1) É sempre um GPrep selecionado pelo verbo (confirma-se).

2) É sempre introduzido pela preposição a (confirma-se).

3) Pode ser substituído pelo pronome pessoal lhe (não me parece).

4) Responde à pergunta: «A quem?» (não me parece).

Se o meu raciocínio está correto, estamos perante um CO. Admito, no entanto, que esteja errado.

Resposta:

O consulente tem razão: trata-se de um complemento oblíquo, pelos motivos que refere, que são, aliás, os indicados no Dicionário Terminológico.

Pergunta:

É correta a frase «Ultimamente têm havido muitos desastres» (1)? Pensei que só era correto escrever e dizer «Ultimamente tem havido muitos desastres».
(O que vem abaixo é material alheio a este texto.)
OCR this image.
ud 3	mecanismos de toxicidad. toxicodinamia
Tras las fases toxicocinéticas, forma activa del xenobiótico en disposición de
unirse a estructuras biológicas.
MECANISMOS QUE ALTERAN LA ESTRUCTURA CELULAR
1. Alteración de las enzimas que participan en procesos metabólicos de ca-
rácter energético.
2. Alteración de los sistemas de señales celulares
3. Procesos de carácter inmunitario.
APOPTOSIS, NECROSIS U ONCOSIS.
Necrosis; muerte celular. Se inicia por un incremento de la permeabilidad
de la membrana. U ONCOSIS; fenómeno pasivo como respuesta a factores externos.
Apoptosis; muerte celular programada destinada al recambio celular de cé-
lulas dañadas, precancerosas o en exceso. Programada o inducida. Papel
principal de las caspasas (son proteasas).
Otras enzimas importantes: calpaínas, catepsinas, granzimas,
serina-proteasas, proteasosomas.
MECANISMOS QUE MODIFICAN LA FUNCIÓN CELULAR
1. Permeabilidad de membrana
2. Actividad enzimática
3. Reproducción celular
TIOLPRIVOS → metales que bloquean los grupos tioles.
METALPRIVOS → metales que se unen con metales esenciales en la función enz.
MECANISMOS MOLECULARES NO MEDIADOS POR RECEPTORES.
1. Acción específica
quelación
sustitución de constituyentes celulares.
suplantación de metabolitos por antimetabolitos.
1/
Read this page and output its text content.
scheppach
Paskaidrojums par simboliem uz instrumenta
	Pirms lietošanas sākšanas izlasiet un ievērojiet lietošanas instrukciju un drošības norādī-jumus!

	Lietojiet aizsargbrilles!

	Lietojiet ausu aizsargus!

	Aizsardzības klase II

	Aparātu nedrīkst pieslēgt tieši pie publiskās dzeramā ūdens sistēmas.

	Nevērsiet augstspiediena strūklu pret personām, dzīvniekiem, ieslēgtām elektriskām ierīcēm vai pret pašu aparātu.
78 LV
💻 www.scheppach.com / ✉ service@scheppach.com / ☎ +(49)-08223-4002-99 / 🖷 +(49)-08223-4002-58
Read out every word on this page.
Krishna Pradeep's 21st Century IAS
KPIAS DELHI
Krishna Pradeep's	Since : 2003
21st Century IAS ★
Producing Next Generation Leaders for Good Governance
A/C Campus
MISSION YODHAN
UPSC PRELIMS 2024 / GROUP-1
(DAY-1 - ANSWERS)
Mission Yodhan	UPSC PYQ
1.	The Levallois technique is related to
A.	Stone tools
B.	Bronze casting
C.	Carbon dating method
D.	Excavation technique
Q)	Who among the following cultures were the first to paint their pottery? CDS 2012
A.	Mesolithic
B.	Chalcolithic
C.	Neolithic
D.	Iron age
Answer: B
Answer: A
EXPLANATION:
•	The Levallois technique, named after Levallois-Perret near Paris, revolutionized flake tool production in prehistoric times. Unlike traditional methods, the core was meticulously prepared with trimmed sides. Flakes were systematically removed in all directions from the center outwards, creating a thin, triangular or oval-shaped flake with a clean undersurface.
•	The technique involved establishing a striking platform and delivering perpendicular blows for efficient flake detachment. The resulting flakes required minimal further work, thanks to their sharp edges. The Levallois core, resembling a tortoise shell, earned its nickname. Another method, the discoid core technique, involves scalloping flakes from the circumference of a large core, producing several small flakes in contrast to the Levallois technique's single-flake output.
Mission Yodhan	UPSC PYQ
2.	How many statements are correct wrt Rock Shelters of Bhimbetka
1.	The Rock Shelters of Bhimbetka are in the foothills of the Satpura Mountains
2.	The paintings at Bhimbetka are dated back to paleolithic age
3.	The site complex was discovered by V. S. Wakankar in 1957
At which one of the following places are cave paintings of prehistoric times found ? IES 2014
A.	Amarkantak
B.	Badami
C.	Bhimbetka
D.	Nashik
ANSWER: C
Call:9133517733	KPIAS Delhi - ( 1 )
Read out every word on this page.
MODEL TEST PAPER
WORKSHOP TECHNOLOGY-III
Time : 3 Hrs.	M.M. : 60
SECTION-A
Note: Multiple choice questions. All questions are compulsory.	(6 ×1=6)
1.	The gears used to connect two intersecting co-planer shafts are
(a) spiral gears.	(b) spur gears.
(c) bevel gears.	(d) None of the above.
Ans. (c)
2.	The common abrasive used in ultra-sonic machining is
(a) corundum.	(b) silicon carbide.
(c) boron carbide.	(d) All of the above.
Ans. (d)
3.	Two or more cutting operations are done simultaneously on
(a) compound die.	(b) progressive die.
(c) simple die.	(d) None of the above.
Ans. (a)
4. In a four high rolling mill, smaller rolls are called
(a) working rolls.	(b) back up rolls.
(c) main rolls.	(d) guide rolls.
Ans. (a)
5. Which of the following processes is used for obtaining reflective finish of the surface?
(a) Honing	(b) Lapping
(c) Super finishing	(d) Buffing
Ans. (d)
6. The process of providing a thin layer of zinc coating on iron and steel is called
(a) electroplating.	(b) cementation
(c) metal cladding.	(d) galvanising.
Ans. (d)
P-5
(1) O exemplo é do livro: Leonete Carmo, Olá! Como está?, Lisboa, Lidel, 2004, p. 223. ISBN: 972-757-214-6.

Resposta:

A frase está, de facto, incorreta, se nela ocorrer «têm havido», porque o verbo haver se conjuga apenas na 3.ª pessoa do singular quando significa «existir». A forma correta é, portanto, «Ultimamente tem havido muitos desastres».

Pergunta:

Director-presidente, ou Director-Presidente?

Resposta:

Deve escrever-se do seguinte modo:

a) se a palavra é usada apenas com valor referencial, reportando-se a um cargo, usem-se minúsculas iniciais nas duas palavras constituintes: «o diretor-presidente», «o diretor-geral»;

b) no entanto, por deferência, quando se trata de referir alguém com uma função proeminente no contexto social em que um texto é produzido, usam-se maiúsculas iniciais: «falei com o Sr. Diretor-Presidente», «chegou o Diretor-Geral».